In order to end our suffering and break the cycle of death and rebirth to find inner peace, we need to live an exemplary life. As we live our lives in the best way possible, we release our cravings and expectations for the way that we are going to live our lives. We allow things to unfold, and in this peace, we find an end to our suffering.

According to Lion's Roar, the eightfold path consists of:


A true understanding of how reality and suffering are intertwined.


The aspiration to act with correct intention, doing no harm.


Abstaining from lying, and divisive or abusive speech.


Acting in ways that do not cause harm, such as not taking life, not stealing, and not engaging in sexual misconduct.


Making an ethically sound living, being honest in business dealings.


Endeavoring to give rise to skillful thoughts, words, and deeds and renouncing unskillful ones.


Being mindful of one’s body, feelings, mind, and mental qualities.


Practicing skillful meditation informed by all of the preceding seven aspects.

By following this belief system, we can attempt to live with kindness and compassion for others.

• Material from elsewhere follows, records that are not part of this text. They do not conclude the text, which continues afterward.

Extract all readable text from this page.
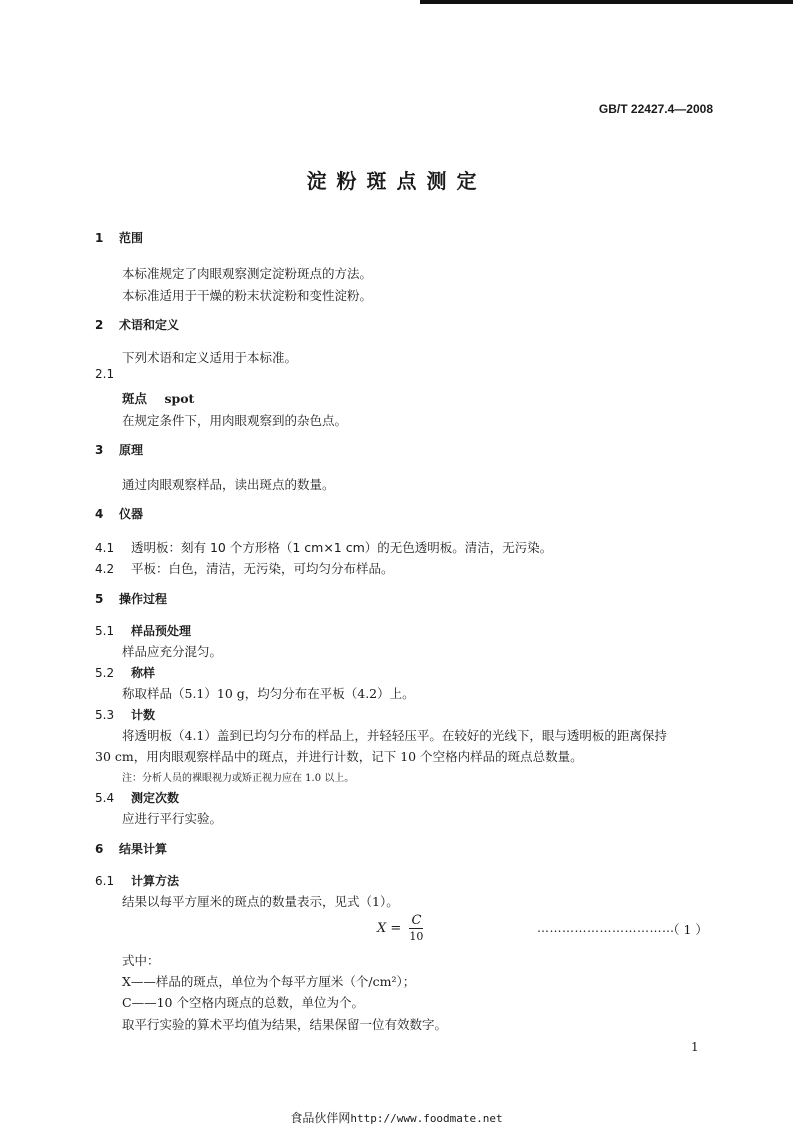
GB/T 22427.4—2008
淀粉斑点测定
1 范围
本标准规定了肉眼观察测定淀粉斑点的方法。
本标准适用于干燥的粉末状淀粉和变性淀粉。
2 术语和定义
下列术语和定义适用于本标准。
2.1
斑点 spot
在规定条件下，用肉眼观察到的杂色点。
3 原理
通过肉眼观察样品，读出斑点的数量。
4 仪器
4.1 透明板：刻有 10 个方形格（1 cm×1 cm）的无色透明板。清洁，无污染。
4.2 平板：白色，清洁，无污染，可均匀分布样品。
5 操作过程
5.1 样品预处理
样品应充分混匀。
5.2 称样
称取样品（5.1）10 g，均匀分布在平板（4.2）上。
5.3 计数
将透明板（4.1）盖到已均匀分布的样品上，并轻轻压平。在较好的光线下，眼与透明板的距离保持
30 cm，用肉眼观察样品中的斑点，并进行计数，记下 10 个空格内样品的斑点总数量。
注：分析人员的裸眼视力或矫正视力应在 1.0 以上。
5.4 测定次数
应进行平行实验。
6 结果计算
6.1 计算方法
结果以每平方厘米的斑点的数量表示，见式（1）。
$X = \frac{C}{10}$	……………………………
（ 1 ）
式中：
X——样品的斑点，单位为个每平方厘米（个/cm²）；
C——10 个空格内斑点的总数，单位为个。
取平行实验的算术平均值为结果，结果保留一位有效数字。
1
食品伙伴网http://www.foodmate.net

As we cultivate the right mindset through the practice of meditation, followed by right actions, then we make the world a better place not just for ourselves and others.

Eventually, if we follow this path all our lives, we can achieve enlightenment through a meditative practice that becomes central to our lives. We may not achieve enlightenment in one lifetime, it may take a series of many lifetimes to reach this goal. However, it is possible to break this cycle if we work towards releasing our cravings.

According to Stanford,

He [the Buddha] realized that neither luxury nor starvation would lead to enlightenment and instead decided to follow a moderate path or the Middle Way. He went to a village called Bodh Gaya where he became awakened to a true understanding of life. The moment of his enlightenment took place while he was seated in meditation under a tree. In his enlightenment, he gained the power to see his former lives, the power to see death and rebirth of all types, and finally the realization that he had eliminated all desires and ignorance within himself. He had become a Buddha, a title meaning “awakened one.”

The Buddha was born as a prince, and lived a lavish lifestyle for many years. This was before he ever saw someone who was sick, old or dying. Once he saw these things, he pursued a spiritual life of asceticism.

Before achieving enlightenment, the Buddha had spent years in meditation and self-deprivation as an ascetic. After living this way for 6 years, he realized that this was not the path to enlightenment, and went about finding a "middle way."

This is why Buddhism is referred to as the middle way. It is a balance between a lavish lifestyle, and one of complete asceticism. Buddhism is a path towards living in the world with a spiritual focus in all that you do.